I roll my eyes. “Trust me. People who are thin aren’t happier.”
“Well, you’d know,” Meret says. “When I was little, I used to think I was switched at birth.”
“When I was little,” I tell her, “people used to ask my mother if she ever fed me. I cut the tags out of my jean jacket so no one would know I was a 00. Literally, less than nothing.”
“I don’t think I was even a 00 when I was born.”
“You were.” I smile at her, and pull away from the curb. “I was there.”
* * *
—
BRIAN SENDS ME a text just before 5:00 P.M. I hear the ping on my phone, wondering what’s going to make him late for dinner this time; forcing myself to not assume the worst.
Thinking of you, so I thought I’d tell you.
When he comes home, he brings me flowers: peonies and roses.
The smell takes me back to the perfume on his clothes, to Gita. But he looks so proud of himself, as if he’s slayed dragons and reached through thickets to bring this to me.
Even though I’ve eaten, I sit at the table while he does. I put the bouquet in a vase. I tell him it’s beautiful.
* * *
—
THAT NIGHT, WHEN Brian goes into the bathroom to brush his teeth, I roll to his side of the bed to turn out the light and accidentally upset the book he is reading.
With a groan, I lever myself down so that I can grab the spine. It’s some god-awful tome about the mathematics of uncertainty. But when I pick it up, a piece of paper tucked inside it flutters to the floor.
It is a printout from a women’s magazine. In the photo, a woman leans back in the circle of a man’s arms, laughing. Then I notice the headline: 19 Ways to Tell Your S.O. You Care!
My heart squeezes as I try to imagine Brian searching for an article like this. I glance down at the bullet points: 1. Don’t talk, listen! 2. Say thank you. 3. A few blooms brighten anyone’s day. 4. Text when you’re thinking of them. 5. Hold hands…
Next to the first four items are methodical little check marks.
With a smile, I slip the article back into the book and set it on his dresser. I reach for my phone and text him.
I can hear the ding in the bathroom; a moment later, he comes out in a towel, holding up the screen.
Hi.
“Hi,” he says.
“I missed you,” I tell him.
“I was twenty feet away.”
I grab the edge of the towel and pull. “Too far,” I say.
* * *
—
MY BROTHER GETS a day off maybe once a month, so when he asks to meet me for lunch, I immediately say yes. I pack chicken salad sandwiches and meet him in the Public Garden—his only requirement was that we eat somewhere outside. We sit underneath the arms of a gnarled tree, watching the ducks at the water’s edge. “Are ducks the ones that mate for life?” Kieran asks.
“Pretty sure that’s geese,” I tell him.
He nods at a mallard. “You go, buddy.”
“Speaking of which. Are you dating anyone?”
Kieran rolls his eyes. “You could just ease into it.”

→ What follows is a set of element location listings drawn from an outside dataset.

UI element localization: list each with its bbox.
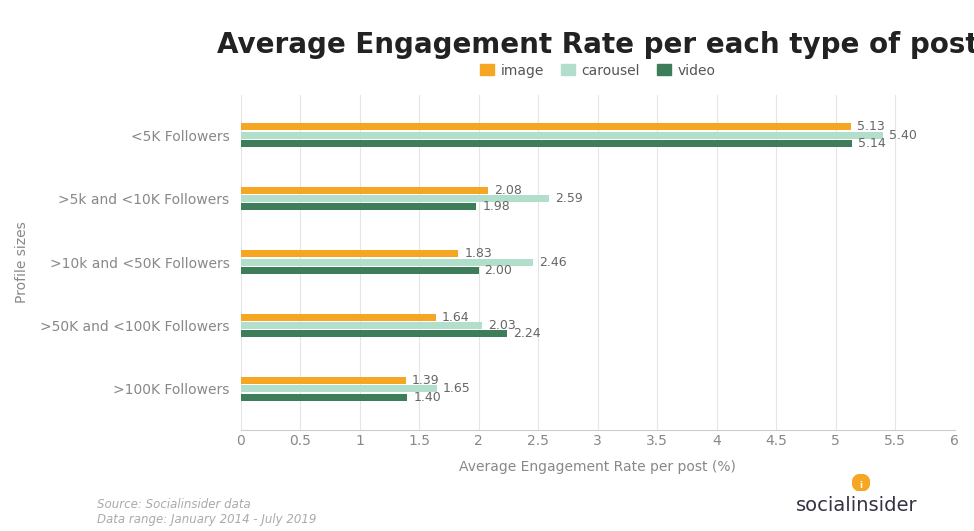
Bar [241, 330, 507, 337]
Text: i: i [859, 481, 863, 490]
Text: 2.46: 2.46 [540, 255, 567, 269]
Bar [241, 203, 476, 210]
Text: 1.83: 1.83 [465, 247, 492, 260]
Bar [241, 132, 883, 139]
Bar [241, 322, 482, 329]
Text: socialinsider: socialinsider [797, 496, 918, 515]
Text: 1.64: 1.64 [442, 311, 469, 324]
Text: 1.39: 1.39 [412, 374, 439, 387]
Bar [241, 377, 406, 384]
Bar [241, 123, 851, 131]
Circle shape [852, 474, 870, 491]
Text: 5.14: 5.14 [858, 137, 886, 150]
Text: 2.03: 2.03 [488, 319, 516, 332]
Bar [241, 386, 437, 392]
Text: 5.13: 5.13 [857, 121, 884, 133]
Bar [241, 140, 852, 147]
Text: 5.40: 5.40 [889, 129, 917, 142]
Title: Average Engagement Rate per each type of post: Average Engagement Rate per each type of… [217, 31, 974, 59]
Text: 2.00: 2.00 [485, 264, 512, 277]
Text: Source: Socialinsider data
Data range: January 2014 - July 2019: Source: Socialinsider data Data range: J… [97, 498, 317, 526]
Bar [241, 267, 478, 274]
Bar [241, 314, 435, 321]
Text: 1.98: 1.98 [482, 200, 510, 213]
Text: 1.65: 1.65 [443, 382, 470, 396]
Bar [241, 195, 549, 202]
Bar [241, 187, 488, 194]
Text: 1.40: 1.40 [413, 391, 441, 404]
Text: 2.59: 2.59 [555, 192, 582, 205]
Bar [241, 250, 459, 258]
X-axis label: Average Engagement Rate per post (%): Average Engagement Rate per post (%) [459, 459, 736, 474]
Bar [241, 259, 534, 266]
Text: 2.24: 2.24 [513, 327, 541, 340]
Text: 2.08: 2.08 [494, 184, 522, 197]
Legend: image, carousel, video: image, carousel, video [474, 58, 721, 83]
Y-axis label: Profile sizes: Profile sizes [15, 221, 29, 303]
Bar [241, 393, 407, 401]
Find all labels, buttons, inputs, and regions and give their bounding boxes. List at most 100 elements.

“Then I wouldn’t be your big sister.”
“I spend a lot of time with my right hand—” he says.
“Ew.” I grimace.
“—doing surgery,” he finishes, grinning.
“I’m scarred. You could have put that a different way.”
“Then I wouldn’t be your little brother.”
“What happened to Adam?” This was his last boyfriend, a nurse.
“He decided to date someone less stressed out about his job. An air traffic controller.” When I laugh, he shakes his head. “Hand to God.”
“Right hand?”
Kieran throws a potato chip at me. “Moving on. How’s Meret doing?”
“She’s thinking about playing tennis and she’s loving science.”
“So much better than the way I remember fifteen.”